Mistral - Mistral.AI company
Tutorial:https://www.youtube.com/watch?v=UiX8K-xBUpE
Mistral 7B
Paper: https://arxiv.org/abs/2310.06825
For RMS, Rotary Positional Encoding, and Grouped Query Attention, we have introduced in LLaMa.
Mistral is also a decoder based large language models, the goal is to predict next tokens given a prompt.
OK, the difference between Mistral and LLaMa is the sliding window attention, rolling buffer KV Cache, sparse MoE feed forward module and the SiLU function used in Mistral.
- Sliding Window Attention
Instead of taking all the previous tokens when predicting the current token, sliding window restrict the the number of previous tokens the current token can see. But indirectly, the receptive field of the current token still include all the previous tokens, similar to the receptive field of features in deep layers of a CNN.
-
Rolling Buffer KV Cache
Due to the existence of sliding windows, the KV cache buffer has fixed size, and the content in the cache is updated in a rolling way.
Pre-fill and chunking are techniques to implement the CV cache, in an memory efficient way. Particularly, the prompt is split into several chunks with each chunking has the size of the sliding window D. For the token to be predicted, the KV cache have values from previous chunk and current chunk, such that the memory only has two chunks of KV but ensure each token can see the previous D tokens. -
MoE Feed Forward
It is like dynamic channel pruning, with a gate to decide which feed forward experts (e.g., the top 2) are used to generate the output. To make sure the scale of the output remain stable, it uses weighted sum to add the selected experts. -
Pipeline Parallelism
Paper “GPipe: Efficient Training of Giant Neural Networks using Pipeline Parallelism”: https://arxiv.org/abs/1811.06965
If using model sharding, the big Mistral was split to several parts which are assigned to different GPUs in sequence. GPU1 is reponsible for Layer1-Layer4, for example. To finish the whole forward and backward pipleline, we need to wait the previous GPU to excute the next GPU. So it wastes much time.
Using pipeline parallelism, we divide the mini-batch into several micro-batches, and feed micro-batches to GPUs and it can save time.
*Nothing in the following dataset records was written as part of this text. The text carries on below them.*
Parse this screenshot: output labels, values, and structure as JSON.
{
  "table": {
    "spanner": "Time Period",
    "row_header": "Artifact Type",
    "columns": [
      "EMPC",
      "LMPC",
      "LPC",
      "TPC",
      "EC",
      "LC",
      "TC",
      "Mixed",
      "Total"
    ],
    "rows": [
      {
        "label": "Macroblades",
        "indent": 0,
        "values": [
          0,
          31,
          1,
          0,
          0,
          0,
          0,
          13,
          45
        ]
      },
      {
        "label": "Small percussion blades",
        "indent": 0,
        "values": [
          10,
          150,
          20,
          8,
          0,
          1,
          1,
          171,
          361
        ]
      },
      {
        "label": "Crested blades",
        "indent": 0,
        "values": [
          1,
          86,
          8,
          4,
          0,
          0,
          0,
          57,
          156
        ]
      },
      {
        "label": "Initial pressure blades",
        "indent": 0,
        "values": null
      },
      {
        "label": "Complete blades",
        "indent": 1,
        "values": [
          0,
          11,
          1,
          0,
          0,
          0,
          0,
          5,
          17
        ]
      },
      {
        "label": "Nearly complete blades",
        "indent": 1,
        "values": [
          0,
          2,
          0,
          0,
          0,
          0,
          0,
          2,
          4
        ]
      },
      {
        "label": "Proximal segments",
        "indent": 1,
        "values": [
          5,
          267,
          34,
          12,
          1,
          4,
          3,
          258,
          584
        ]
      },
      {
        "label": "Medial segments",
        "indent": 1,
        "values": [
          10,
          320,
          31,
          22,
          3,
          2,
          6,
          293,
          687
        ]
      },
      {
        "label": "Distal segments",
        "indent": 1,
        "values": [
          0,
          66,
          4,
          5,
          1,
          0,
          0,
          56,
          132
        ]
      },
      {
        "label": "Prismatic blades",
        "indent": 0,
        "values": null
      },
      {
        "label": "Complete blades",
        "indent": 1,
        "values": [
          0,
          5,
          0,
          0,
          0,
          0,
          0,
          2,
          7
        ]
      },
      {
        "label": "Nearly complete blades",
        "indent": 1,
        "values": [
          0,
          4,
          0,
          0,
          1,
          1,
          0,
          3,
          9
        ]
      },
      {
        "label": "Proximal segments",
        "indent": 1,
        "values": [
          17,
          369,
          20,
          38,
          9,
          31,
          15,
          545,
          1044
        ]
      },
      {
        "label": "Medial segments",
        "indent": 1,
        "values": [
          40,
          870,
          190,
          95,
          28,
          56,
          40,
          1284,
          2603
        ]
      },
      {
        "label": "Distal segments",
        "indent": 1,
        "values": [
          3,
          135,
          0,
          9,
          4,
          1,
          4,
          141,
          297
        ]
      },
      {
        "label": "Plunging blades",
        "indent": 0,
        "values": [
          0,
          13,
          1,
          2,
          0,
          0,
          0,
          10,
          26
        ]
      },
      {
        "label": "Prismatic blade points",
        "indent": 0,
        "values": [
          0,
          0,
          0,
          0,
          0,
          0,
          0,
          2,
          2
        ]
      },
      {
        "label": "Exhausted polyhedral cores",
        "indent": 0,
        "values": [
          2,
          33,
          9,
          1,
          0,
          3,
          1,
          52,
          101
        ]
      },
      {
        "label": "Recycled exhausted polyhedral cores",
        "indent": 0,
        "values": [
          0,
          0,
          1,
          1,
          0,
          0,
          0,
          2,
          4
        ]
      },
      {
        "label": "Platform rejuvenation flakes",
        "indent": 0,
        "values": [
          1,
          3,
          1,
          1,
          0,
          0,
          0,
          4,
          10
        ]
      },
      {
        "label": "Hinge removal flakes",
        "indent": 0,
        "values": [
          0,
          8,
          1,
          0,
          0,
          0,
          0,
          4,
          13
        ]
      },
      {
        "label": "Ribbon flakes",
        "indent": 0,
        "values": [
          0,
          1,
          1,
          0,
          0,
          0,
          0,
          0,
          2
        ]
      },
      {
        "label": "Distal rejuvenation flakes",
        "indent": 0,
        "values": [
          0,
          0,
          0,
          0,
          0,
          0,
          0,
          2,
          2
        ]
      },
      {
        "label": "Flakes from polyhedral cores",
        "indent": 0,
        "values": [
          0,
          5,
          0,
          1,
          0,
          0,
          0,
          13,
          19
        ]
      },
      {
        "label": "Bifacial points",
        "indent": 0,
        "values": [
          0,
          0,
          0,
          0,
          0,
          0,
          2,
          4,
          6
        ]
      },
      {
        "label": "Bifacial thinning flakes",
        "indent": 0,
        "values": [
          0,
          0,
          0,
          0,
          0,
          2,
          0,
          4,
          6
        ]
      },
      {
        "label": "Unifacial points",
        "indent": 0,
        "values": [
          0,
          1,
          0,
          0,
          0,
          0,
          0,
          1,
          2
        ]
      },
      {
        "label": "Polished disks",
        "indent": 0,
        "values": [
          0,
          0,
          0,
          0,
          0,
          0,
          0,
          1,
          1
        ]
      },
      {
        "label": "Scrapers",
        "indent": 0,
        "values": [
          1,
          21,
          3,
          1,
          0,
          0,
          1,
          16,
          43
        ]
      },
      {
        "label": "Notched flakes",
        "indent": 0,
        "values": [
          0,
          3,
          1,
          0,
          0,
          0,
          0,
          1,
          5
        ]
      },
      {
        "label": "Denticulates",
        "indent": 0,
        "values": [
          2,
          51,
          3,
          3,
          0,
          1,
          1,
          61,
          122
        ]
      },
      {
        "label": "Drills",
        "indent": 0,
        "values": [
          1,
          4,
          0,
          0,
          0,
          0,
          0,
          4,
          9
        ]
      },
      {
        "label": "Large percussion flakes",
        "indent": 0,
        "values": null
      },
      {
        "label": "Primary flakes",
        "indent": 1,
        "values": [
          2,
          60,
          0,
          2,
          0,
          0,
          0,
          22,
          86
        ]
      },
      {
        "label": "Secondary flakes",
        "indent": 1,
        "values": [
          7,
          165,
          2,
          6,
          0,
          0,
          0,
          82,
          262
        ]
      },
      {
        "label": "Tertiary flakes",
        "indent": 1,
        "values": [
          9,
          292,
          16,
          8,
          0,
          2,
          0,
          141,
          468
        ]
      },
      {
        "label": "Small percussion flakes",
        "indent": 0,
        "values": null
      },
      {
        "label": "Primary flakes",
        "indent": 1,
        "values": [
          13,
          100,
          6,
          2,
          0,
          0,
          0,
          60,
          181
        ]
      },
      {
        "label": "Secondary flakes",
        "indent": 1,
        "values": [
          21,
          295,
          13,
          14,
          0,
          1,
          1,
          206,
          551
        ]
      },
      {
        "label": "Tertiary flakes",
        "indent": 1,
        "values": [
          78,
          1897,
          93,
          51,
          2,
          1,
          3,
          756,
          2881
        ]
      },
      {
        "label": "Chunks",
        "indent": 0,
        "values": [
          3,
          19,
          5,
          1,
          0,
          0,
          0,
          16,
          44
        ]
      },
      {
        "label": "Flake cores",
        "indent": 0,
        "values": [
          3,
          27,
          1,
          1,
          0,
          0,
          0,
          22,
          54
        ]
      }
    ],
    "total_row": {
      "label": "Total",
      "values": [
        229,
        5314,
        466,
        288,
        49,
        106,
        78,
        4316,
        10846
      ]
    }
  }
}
For example, when we feed micro-batch 1 to GPU1, then GPU2 is free now, we can at the same time feed micro-batch 2 to GPU2, smilarly, micro-batch 3 to GPU3, etc. Then when GPU1 finished micro-batch 1, it means other micro-batches are finished by other GPUs, we can then feed micro-batch 1 to GPU2 because GPU2 is now free, and at the same time micro-batch 2 to GPU3, and so on, and we may finally feed micro-batch 4 just finished by GPU4 to GPU1 if GPU1 is free (when it doesn’t take more new batches) to make it work in a cricle.